>
Kelimlerin yetersiz kaldığı, ne diyeceğini, nereye gideceğini, elini nereye koyamayacağını bilemediğin anlar..Yolların uzadığı 10 dakikalık yolun 10 saat olduğu, 2 saatlik yolun 2 yıl gibi geçtiği anlar. Gidip bulamayacağını bildiğin, bir daha göremeyeceğini bilip de buna başkaldırmaya çalıştığın, yakınlarına ne diyeceğinin kafanda sürekli provasını yapıp o anda kilitlendiğin anlar..ÖLÜM.
Sen nasıl birşeysin ey ölüm, bu kadar mı ezer geçersin?
Akşam hangi filme gidelim diye düşünüyordum, o arada da eşimden telefon bekliyordum. Eğitimi bitince kaçta bulaşacağız diye arayacaktı. Saat 15:00 de arayınca erken bittiğini ve buluşmamızı öne alacağımızı düşündüm. Telefonda sesi kötüydü, Volkan dedi…Volkan trafik kazası geçirmiş..Eee hangi hastanede gidelim diyecem, ona yakışan ancak tek tük kırık…Eğitimi yarıda kestim dedi, niye ki?

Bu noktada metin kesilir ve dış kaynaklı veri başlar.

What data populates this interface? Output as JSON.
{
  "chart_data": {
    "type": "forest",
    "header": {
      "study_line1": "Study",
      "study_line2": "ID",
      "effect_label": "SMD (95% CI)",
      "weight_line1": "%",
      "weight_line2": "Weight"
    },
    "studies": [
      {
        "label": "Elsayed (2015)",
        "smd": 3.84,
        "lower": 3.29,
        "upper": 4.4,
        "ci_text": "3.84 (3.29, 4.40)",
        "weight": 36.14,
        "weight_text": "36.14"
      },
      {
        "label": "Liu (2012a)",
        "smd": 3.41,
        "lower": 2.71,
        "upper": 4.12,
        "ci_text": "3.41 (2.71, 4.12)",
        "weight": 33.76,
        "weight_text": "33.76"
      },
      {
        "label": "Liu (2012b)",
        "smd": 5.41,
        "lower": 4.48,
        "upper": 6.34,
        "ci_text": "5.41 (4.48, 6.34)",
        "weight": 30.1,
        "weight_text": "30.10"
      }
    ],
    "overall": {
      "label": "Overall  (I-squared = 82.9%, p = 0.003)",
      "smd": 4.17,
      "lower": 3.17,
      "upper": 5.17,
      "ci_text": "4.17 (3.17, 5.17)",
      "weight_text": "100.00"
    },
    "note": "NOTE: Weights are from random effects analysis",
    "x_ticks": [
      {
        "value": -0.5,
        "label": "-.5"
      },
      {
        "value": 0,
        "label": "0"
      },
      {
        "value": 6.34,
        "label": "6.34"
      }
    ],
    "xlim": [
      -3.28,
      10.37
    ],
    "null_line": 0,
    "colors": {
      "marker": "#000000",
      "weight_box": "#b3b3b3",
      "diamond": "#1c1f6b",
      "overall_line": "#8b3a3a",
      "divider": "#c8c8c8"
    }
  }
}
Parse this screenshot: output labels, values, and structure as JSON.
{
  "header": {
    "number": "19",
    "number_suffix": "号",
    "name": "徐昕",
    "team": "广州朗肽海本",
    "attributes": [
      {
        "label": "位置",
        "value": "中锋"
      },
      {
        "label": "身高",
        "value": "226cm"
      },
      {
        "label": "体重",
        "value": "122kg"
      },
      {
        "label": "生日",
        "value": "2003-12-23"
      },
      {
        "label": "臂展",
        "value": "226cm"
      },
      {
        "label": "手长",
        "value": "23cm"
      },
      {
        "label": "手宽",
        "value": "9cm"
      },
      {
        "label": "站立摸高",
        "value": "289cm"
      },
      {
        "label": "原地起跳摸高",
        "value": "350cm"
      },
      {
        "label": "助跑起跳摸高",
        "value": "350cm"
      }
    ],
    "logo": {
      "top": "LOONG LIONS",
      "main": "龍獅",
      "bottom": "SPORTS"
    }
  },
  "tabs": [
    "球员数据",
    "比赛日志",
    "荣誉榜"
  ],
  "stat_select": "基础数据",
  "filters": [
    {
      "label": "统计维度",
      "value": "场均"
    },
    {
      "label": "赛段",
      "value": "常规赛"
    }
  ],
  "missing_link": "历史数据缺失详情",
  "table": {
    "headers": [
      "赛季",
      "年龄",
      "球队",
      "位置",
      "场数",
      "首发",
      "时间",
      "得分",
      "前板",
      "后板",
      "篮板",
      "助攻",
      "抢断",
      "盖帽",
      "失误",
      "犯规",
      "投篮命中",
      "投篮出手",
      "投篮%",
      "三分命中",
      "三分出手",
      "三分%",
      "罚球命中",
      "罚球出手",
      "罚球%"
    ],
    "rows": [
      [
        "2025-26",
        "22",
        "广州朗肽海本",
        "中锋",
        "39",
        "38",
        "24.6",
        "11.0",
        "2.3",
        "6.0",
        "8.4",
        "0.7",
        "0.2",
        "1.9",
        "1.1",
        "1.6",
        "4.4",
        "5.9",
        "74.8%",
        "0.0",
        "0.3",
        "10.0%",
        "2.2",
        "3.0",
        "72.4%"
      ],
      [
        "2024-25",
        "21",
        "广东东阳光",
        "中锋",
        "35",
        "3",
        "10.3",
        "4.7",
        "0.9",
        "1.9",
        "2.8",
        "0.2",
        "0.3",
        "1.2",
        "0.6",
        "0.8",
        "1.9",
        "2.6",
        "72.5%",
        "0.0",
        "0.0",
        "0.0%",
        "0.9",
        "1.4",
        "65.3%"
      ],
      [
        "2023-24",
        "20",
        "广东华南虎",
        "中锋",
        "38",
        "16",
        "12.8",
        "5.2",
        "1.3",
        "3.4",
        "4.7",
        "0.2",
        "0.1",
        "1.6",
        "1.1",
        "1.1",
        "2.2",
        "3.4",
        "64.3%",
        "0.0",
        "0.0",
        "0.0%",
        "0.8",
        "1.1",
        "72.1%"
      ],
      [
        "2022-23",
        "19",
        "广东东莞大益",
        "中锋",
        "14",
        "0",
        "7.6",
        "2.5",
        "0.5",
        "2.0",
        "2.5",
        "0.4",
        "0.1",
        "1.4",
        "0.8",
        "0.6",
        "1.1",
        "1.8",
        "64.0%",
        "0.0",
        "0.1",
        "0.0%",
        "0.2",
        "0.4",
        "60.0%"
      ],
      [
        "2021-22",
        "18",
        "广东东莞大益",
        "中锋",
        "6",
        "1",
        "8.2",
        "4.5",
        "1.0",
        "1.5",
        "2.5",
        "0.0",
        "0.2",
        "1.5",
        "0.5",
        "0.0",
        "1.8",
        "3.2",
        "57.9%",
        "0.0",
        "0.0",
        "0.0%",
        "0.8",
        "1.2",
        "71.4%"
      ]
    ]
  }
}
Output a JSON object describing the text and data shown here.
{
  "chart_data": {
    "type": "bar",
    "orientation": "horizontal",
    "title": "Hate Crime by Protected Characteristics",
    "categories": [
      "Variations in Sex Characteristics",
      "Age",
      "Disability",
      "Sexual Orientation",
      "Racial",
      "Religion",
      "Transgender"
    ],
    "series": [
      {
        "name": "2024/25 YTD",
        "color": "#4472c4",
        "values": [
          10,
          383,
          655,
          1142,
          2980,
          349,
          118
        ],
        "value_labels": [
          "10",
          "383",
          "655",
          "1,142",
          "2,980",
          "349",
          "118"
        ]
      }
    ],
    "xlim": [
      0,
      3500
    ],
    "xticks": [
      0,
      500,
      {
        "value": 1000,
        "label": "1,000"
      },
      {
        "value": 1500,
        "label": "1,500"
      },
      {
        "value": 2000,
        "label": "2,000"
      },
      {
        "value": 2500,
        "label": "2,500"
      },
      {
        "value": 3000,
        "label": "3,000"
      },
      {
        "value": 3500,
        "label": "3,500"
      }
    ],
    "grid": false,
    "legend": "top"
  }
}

Volkan ölmüş. Volkan, bizim Volkan, eğitim odasında dedikodularımızla kahkahalara boğulduğumuz, gençlik anılarımızı anlatıp eğlendiğimiz, kızlarımızın gösterilerini beraber alkışladığımız bizim Volkan, 37 yaşındaki Volkan….Yok ya şaka bu, kalkınca sabah kahvaltıda anlatacağım bir rüya…Volkan’ı ölmüş gördüm rüyamda hay allah… ömrü uzamış..diyeceğim kötü bir rüya olmalı bu.
Ama Bolu’ya doğru giderken yolda hiç de rüya olmadığını anladım. Kalbim sıkışıyordu, çalan telefonlar, doğru mu diye arayanlar, sessiz çığlıklar atıyordum içimden. Gerede’ye gelince iyice yaklaştık Volkan’a, dar geldi o yollar, nefret ettim Gerede’den.
Sonra Volkan önde, biz arkada döndük, Acıbadem morguna. Nasıl hikaye? Mercedesle giden Volkan ambulansla döndü.
Kul kurar kader yıkarmış, ne hayaller kuruyordu kim bilir…
Nur içinde yat arkadaşım.
>üffff yaaaa…. ne denir ki… :(
>Allah rahmet eylesin, mekanı cennet olsun.